Rams Design Score
How the score works
The Rams Design Score is a single number from 0–100 that summarizes the design quality of a codebase's UI layer. It's applied the same way every time, against the same ruleset, by the same reviewer.
What it measures
Rams reviews the UI code itself — the .tsx, .jsx, .vue, .svelte, and styling files that produce the rendered interface. Issues are evaluated against 109 rules across 8 design categories, each catching a specific failure mode.
It does not run the app, take screenshots, or evaluate visual aesthetics. It reads code the way a senior designer reviewing a pull request would.
The 8 categories
Accessibility a11y
Semantic HTML, keyboard navigation, screen-reader compatibility, focus management, ARIA correctness, color contrast on text. Things WCAG 2.2 AA cares about and that real users with disabilities run into.
Color color
Hardcoded hex values that bypass design tokens, contrast ratios, semantic color usage, hover and focus states.
Typography type
Heading hierarchy correctness, font scale adherence, line height, font weight, text truncation patterns.
Spacing space
Whether layout values come from a scale (4/8/16) or are arbitrary one-offs. Padding and margin consistency. Gap usage.
Components comp
Component composition, prop API design, primitive reuse, design-system token leaks, in-line style overrides.
UX ux
Loading states, empty states, error handling, destructive action confirmations, form patterns, scroll behavior.
Motion motion
Animation duration and easing, prefers-reduced-motion support, infinite loops, layout shifts caused by animations.
Anti-slop slop
Patterns specific to AI-generated UI code: arbitrary radius values, magic numbers, overly defensive null checks, unused props, copy-paste duplication.
How issues are weighted
Each issue carries a severity. The score deducts points based on severity:
- Critical — breaks core functionality, blocks accessibility, ships visible bugs. Heaviest deduction.

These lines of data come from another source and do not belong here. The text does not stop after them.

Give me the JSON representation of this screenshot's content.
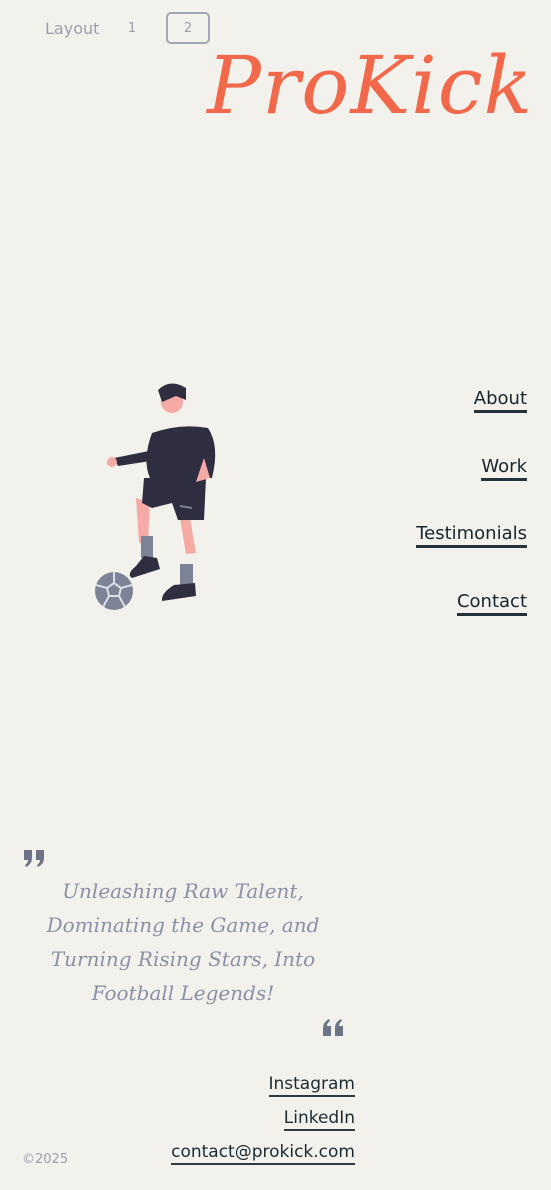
{
  "layout_switch": {
    "label": "Layout",
    "options": [
      "1",
      "2"
    ],
    "selected": "2"
  },
  "brand": {
    "logo_text": "ProKick",
    "accent_color": "#f2684a"
  },
  "hero": {
    "illustration": "soccer-player-illustration"
  },
  "nav": {
    "items": [
      {
        "label": "About"
      },
      {
        "label": "Work"
      },
      {
        "label": "Testimonials"
      },
      {
        "label": "Contact"
      }
    ]
  },
  "quote": {
    "text": "Unleashing Raw Talent, Dominating the Game, and Turning Rising Stars, Into Football Legends!",
    "open_icon": "quote-open-icon",
    "close_icon": "quote-close-icon"
  },
  "footer": {
    "links": [
      {
        "label": "Instagram"
      },
      {
        "label": "LinkedIn"
      },
      {
        "label": "contact@prokick.com"
      }
    ],
    "copyright": "©2025"
  }
}
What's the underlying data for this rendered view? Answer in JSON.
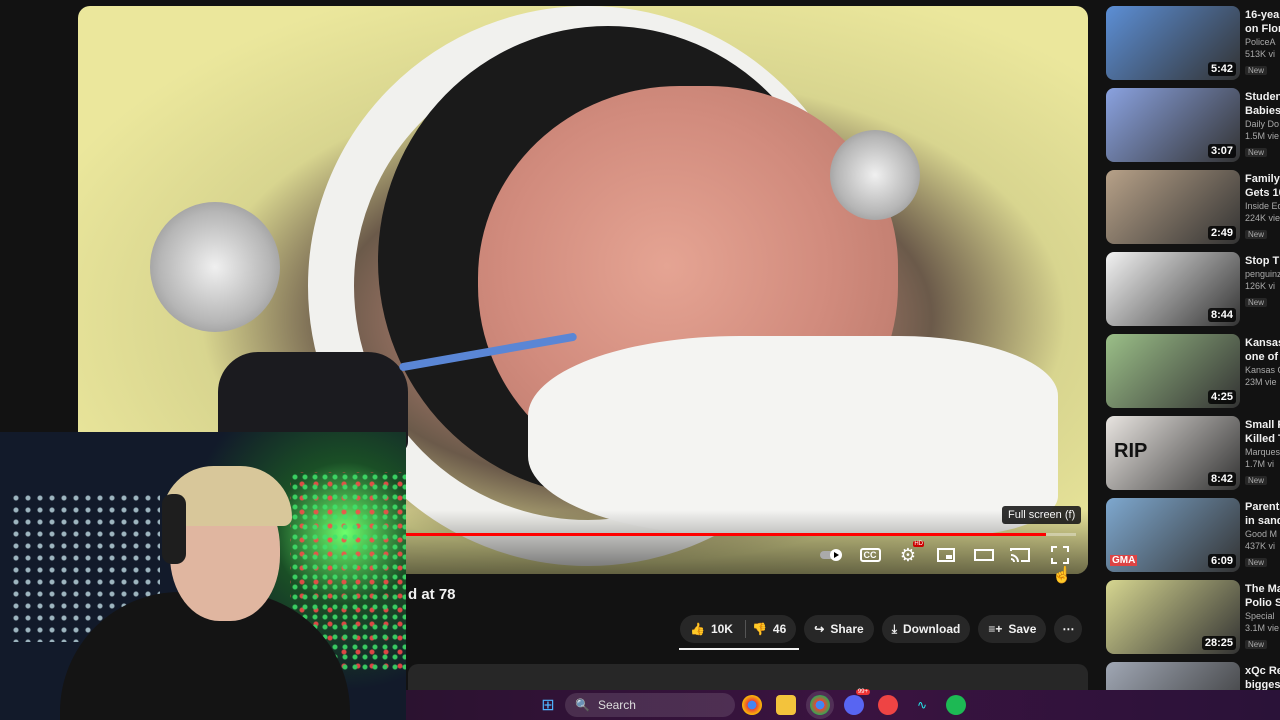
{
  "player": {
    "progress_fraction": 0.97,
    "tooltip": "Full screen (f)",
    "watermark": "",
    "controls": {
      "autoplay_icon": "toggle-icon",
      "cc_label": "CC",
      "settings_badge": "HD"
    }
  },
  "video": {
    "title_fragment": "d at 78",
    "like_count": "10K",
    "dislike_count": "46",
    "share_label": "Share",
    "download_label": "Download",
    "save_label": "Save",
    "more_label": "⋯"
  },
  "sidebar": {
    "items": [
      {
        "title": "16-yea",
        "title2": "on Flor",
        "channel": "PoliceA",
        "views": "513K vi",
        "badge": "New",
        "duration": "5:42",
        "color": "#5c8fd6"
      },
      {
        "title": "Studen",
        "title2": "Babies",
        "channel": "Daily Do",
        "views": "1.5M vie",
        "badge": "New",
        "duration": "3:07",
        "color": "#8aa2e0"
      },
      {
        "title": "Family",
        "title2": "Gets 10",
        "channel": "Inside Ed",
        "views": "224K vie",
        "badge": "New",
        "duration": "2:49",
        "color": "#b7a188"
      },
      {
        "title": "Stop Th",
        "title2": "",
        "channel": "penguinz",
        "views": "126K vi",
        "badge": "New",
        "duration": "8:44",
        "color": "#f2f2f2"
      },
      {
        "title": "Kansas",
        "title2": "one of",
        "channel": "Kansas C",
        "views": "23M vie",
        "badge": "",
        "duration": "4:25",
        "color": "#9bbf88"
      },
      {
        "title": "Small P",
        "title2": "Killed T",
        "channel": "Marques",
        "views": "1.7M vi",
        "badge": "New",
        "duration": "8:42",
        "color": "#e8e4e0"
      },
      {
        "title": "Parents",
        "title2": "in sand",
        "channel": "Good M",
        "views": "437K vi",
        "badge": "New",
        "duration": "6:09",
        "color": "#7ea8cf"
      },
      {
        "title": "The Ma",
        "title2": "Polio S",
        "channel": "Special",
        "views": "3.1M vie",
        "badge": "New",
        "duration": "28:25",
        "color": "#d6d690"
      },
      {
        "title": "xQc Re",
        "title2": "bigges",
        "channel": "",
        "views": "",
        "badge": "",
        "duration": "",
        "color": "#a0a7b4"
      }
    ]
  },
  "thumb_texts": {
    "rip": "RIP",
    "gma": "GMA"
  },
  "taskbar": {
    "search_placeholder": "Search",
    "notification_badge": "99+",
    "apps": [
      "windows-start-icon",
      "chrome-icon",
      "file-explorer-icon",
      "chrome-active-icon",
      "discord-icon",
      "app-icon",
      "waveform-icon",
      "spotify-icon"
    ]
  }
}
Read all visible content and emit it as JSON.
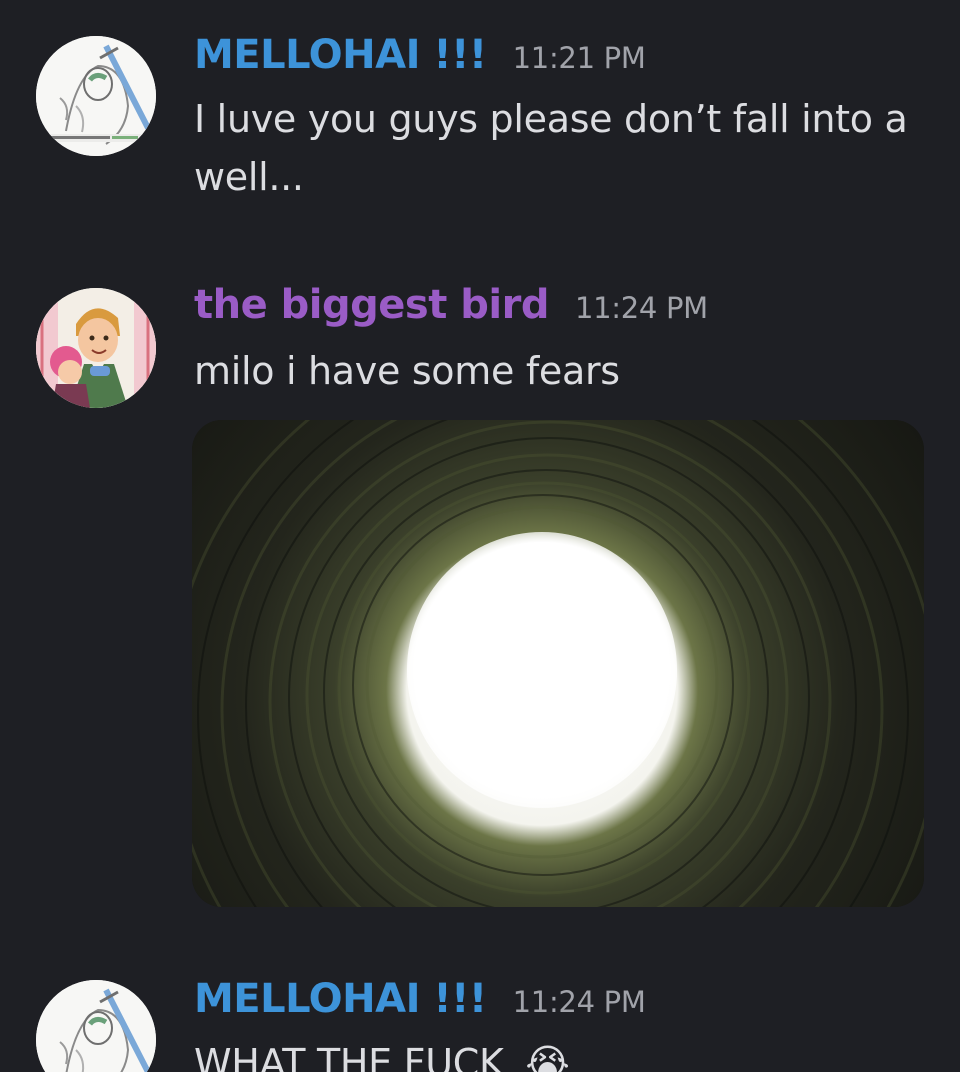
{
  "theme": {
    "background": "#1e1f24",
    "author_blue": "#3d93d9",
    "author_purple": "#9a5cc6",
    "timestamp_gray": "#a1a3aa"
  },
  "messages": [
    {
      "author": "MELLOHAI !!!",
      "time": "11:21 PM",
      "text": "I luve you guys please don’t fall into a well...",
      "avatar": "sketch-swordsman-avatar"
    },
    {
      "author": "the biggest bird",
      "time": "11:24 PM",
      "text": "milo i have some fears",
      "avatar": "cartoon-duo-avatar",
      "attachment": "image looking up from the bottom of a well"
    },
    {
      "author": "MELLOHAI !!!",
      "time": "11:24 PM",
      "text": "WHAT THE FUCK",
      "emoji": "😭",
      "avatar": "sketch-swordsman-avatar"
    }
  ]
}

- Serious — degrades quality, leaks design-system intent, will cause user-facing regressions. Moderate deduction.
- Moderate — minor polish or convention issue. Light deduction. (Excluded from the public score view to focus attention.)
Score bands
90+
Low risk
75–89
Moderate
55–74
Elevated
<55
High
What the score doesn't measure
- ·Visual aesthetics, brand fit, or taste
- ·Performance (Lighthouse covers that)
- ·Bundle size or build output
- ·Backend, business logic, or data layer
- ·Code that doesn't render UI
How public scoring samples a repo
When you score a public repo via the homepage widget, Rams pulls up to 30 UI files prioritized by location (app/, pages/, components/) and reviews them as a representative sample. For continuous review on every pull request, install the GitHub App — it reviews exactly the files that changed.
Methodology stability
The rubric is intentionally stable. We do not loosen rules to make scores look better, and we do not retroactively rescore repos when the rubric is updated. When new rules are added or weights are revised, we publish the change here so you can read the diff.